Clinical evaluation was performed by using a symptom-specific score, and 3 health-related quality of life scores.
The health-related quality of life scores included a GERD-specific score, and 2 generic scores, the Short Form-36.
The scores evaluated physical and psychological well-being.
Subjective satisfaction grade of the patients was also investigated.
| Postoperative gastric emptying half-time of long-term asymptomatic patients was 93 minutes|
|American Journal of Surgery|
In addition, the investigators conducted a univariate analysis, according to the long-term presence or absence of residual symptoms.
The team took into account pre- and postoperative data of endoscopy, 24-hour pH monitoring, stationary manometry, and gastric-emptying test.
Persistence or recurrence of GERD-specific symptoms, such as heartburn and regurgitation were reported by 8 patients.
A further 2 patients were reoperated on for persistent dysphagia, whereas 17 patients were asymptomatic.

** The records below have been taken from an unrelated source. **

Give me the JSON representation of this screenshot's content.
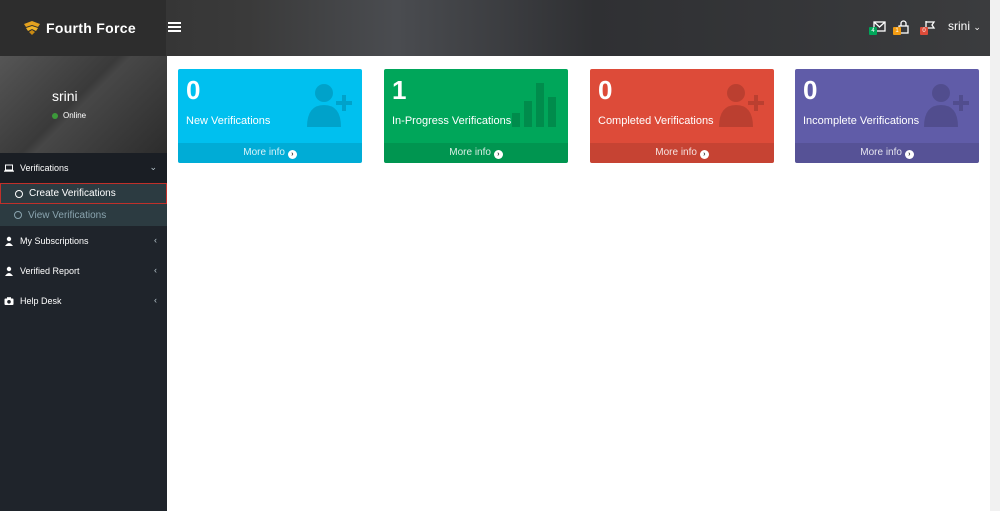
{
  "header": {
    "brand": "Fourth Force",
    "username": "srini",
    "notification_badges": [
      "4",
      "1",
      "0"
    ]
  },
  "sidebar": {
    "user": {
      "name": "srini",
      "status": "Online"
    },
    "menu": [
      {
        "label": "Verifications",
        "icon": "laptop-icon",
        "expanded": true,
        "children": [
          {
            "label": "Create Verifications",
            "current": true
          },
          {
            "label": "View Verifications",
            "current": false
          }
        ]
      },
      {
        "label": "My Subscriptions",
        "icon": "user-icon"
      },
      {
        "label": "Verified Report",
        "icon": "user-icon"
      },
      {
        "label": "Help Desk",
        "icon": "camera-icon"
      }
    ]
  },
  "boxes": [
    {
      "count": "0",
      "label": "New Verifications",
      "footer": "More info",
      "color": "#00c0ef",
      "icon": "user-plus-icon"
    },
    {
      "count": "1",
      "label": "In-Progress Verifications",
      "footer": "More info",
      "color": "#00a65a",
      "icon": "bar-chart-icon"
    },
    {
      "count": "0",
      "label": "Completed Verifications",
      "footer": "More info",
      "color": "#dd4b39",
      "icon": "user-plus-icon"
    },
    {
      "count": "0",
      "label": "Incomplete Verifications",
      "footer": "More info",
      "color": "#605ca8",
      "icon": "user-plus-icon"
    }
  ]
}
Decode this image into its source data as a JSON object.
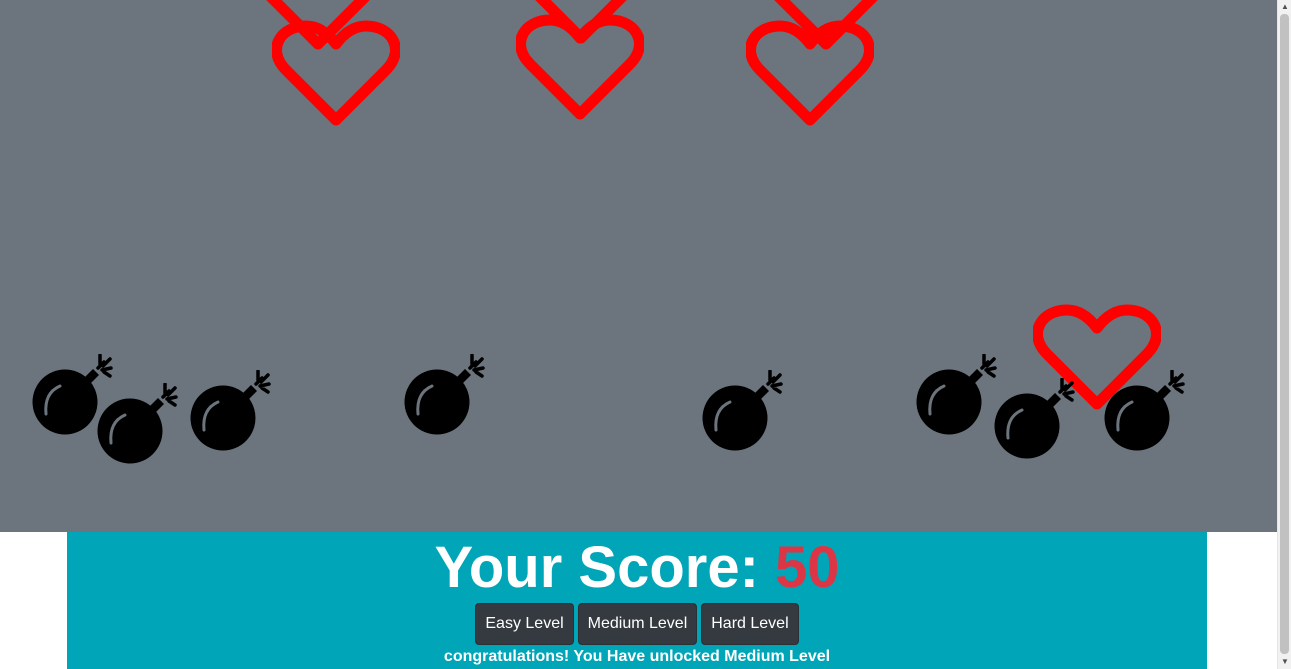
{
  "game": {
    "background_color": "#6c757d",
    "heart_color": "#ff0000",
    "bomb_color": "#000000",
    "heart_icon": "heart-outline-icon",
    "bomb_icon": "bomb-icon"
  },
  "score": {
    "label": "Your Score:",
    "value": "50",
    "value_color": "#dc3545",
    "panel_color": "#00a5b8"
  },
  "levels": {
    "easy_label": "Easy Level",
    "medium_label": "Medium Level",
    "hard_label": "Hard Level"
  },
  "message": "congratulations! You Have unlocked Medium Level"
}
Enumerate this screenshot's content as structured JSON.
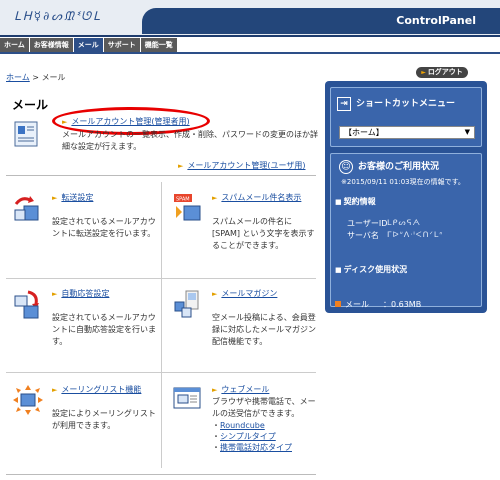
{
  "header": {
    "logo": "ᒪᕼ☿∂ᔕᙢᓫᘎᒪ",
    "title": "ControlPanel"
  },
  "tabs": [
    "ホーム",
    "お客様情報",
    "メール",
    "サポート",
    "機能一覧"
  ],
  "active_tab": "メール",
  "breadcrumb": {
    "home": "ホーム",
    "sep": " > ",
    "current": "メール"
  },
  "page_title": "メール",
  "mail_account_admin": {
    "link": "メールアカウント管理(管理者用)",
    "desc": "メールアカウントの一覧表示、作成・削除、パスワードの変更のほか詳細な設定が行えます。"
  },
  "mail_account_user": {
    "link": "メールアカウント管理(ユーザ用)"
  },
  "cells": [
    {
      "link": "転送設定",
      "desc": "設定されているメールアカウントに転送設定を行います。",
      "icon": "forward-icon"
    },
    {
      "link": "スパムメール件名表示",
      "desc": "スパムメールの件名に [SPAM] という文字を表示することができます。",
      "icon": "spam-icon"
    },
    {
      "link": "自動応答設定",
      "desc": "設定されているメールアカウントに自動応答設定を行います。",
      "icon": "autoreply-icon"
    },
    {
      "link": "メールマガジン",
      "desc": "空メール投稿による、会員登録に対応したメールマガジン配信機能です。",
      "icon": "magazine-icon"
    },
    {
      "link": "メーリングリスト機能",
      "desc": "設定によりメーリングリストが利用できます。",
      "icon": "mailing-list-icon"
    },
    {
      "link": "ウェブメール",
      "desc": "ブラウザや携帯電話で、メールの送受信ができます。",
      "icon": "webmail-icon",
      "sublinks": [
        "Roundcube",
        "シンプルタイプ",
        "携帯電話対応タイプ"
      ]
    }
  ],
  "sidebar": {
    "logout": "ログアウト",
    "shortcut_title": "ショートカットメニュー",
    "shortcut_selected": "【ホーム】",
    "status_title": "お客様のご利用状況",
    "status_time": "※2015/09/11 01:03現在の情報です。",
    "contract_head": "契約情報",
    "user_id_label": "ユーザーID",
    "user_id_value": "ᒪᑭᔕᕋᗅ",
    "server_label": "サーバ名",
    "server_value": "ᒥᐅᐡᐱᐧᑊᐸᑎᐟᒪᐢ",
    "disk_head": "ディスク使用状況",
    "disk_label": "メール",
    "disk_value": "：0.63MB"
  },
  "colors": {
    "nav": "#2d4f88",
    "sidebar": "#2a5396",
    "link": "#1a4ea0",
    "highlight": "#e80000"
  }
}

The GERD health-related quality of life and the Short-Form-36 scores displayed significant postoperative improvement, which continued in long-term follow-up.
The investigators found that 20 patients had repeat fundoplication.
Only postoperative mean supine esophageal clearance and gastric emptying half-time differed in long-term asymptomatic and symptomatic subgroups.
The team noted that in long-term asymptomatic patients, postoperative mean supine esophageal clearance was 0.8 and 2 minutes in symptomatic patients.
Postoperative mean gastric emptying half-time of long-term asymptomatic patients was 93 minutes.
The investigators observed that in symptomatic patients it was 128 minutes.
Dr Cogliandolo's team concluded, “Patients undergoing Nissen fundoplication had a satisfactory long-term quality of life.”
“Clinical results did not deteriorate over time and showed to be related to postoperative esophageal clearance and gastric emptying, which could be regarded as early postoperative predictors of long-term clinical outcome.”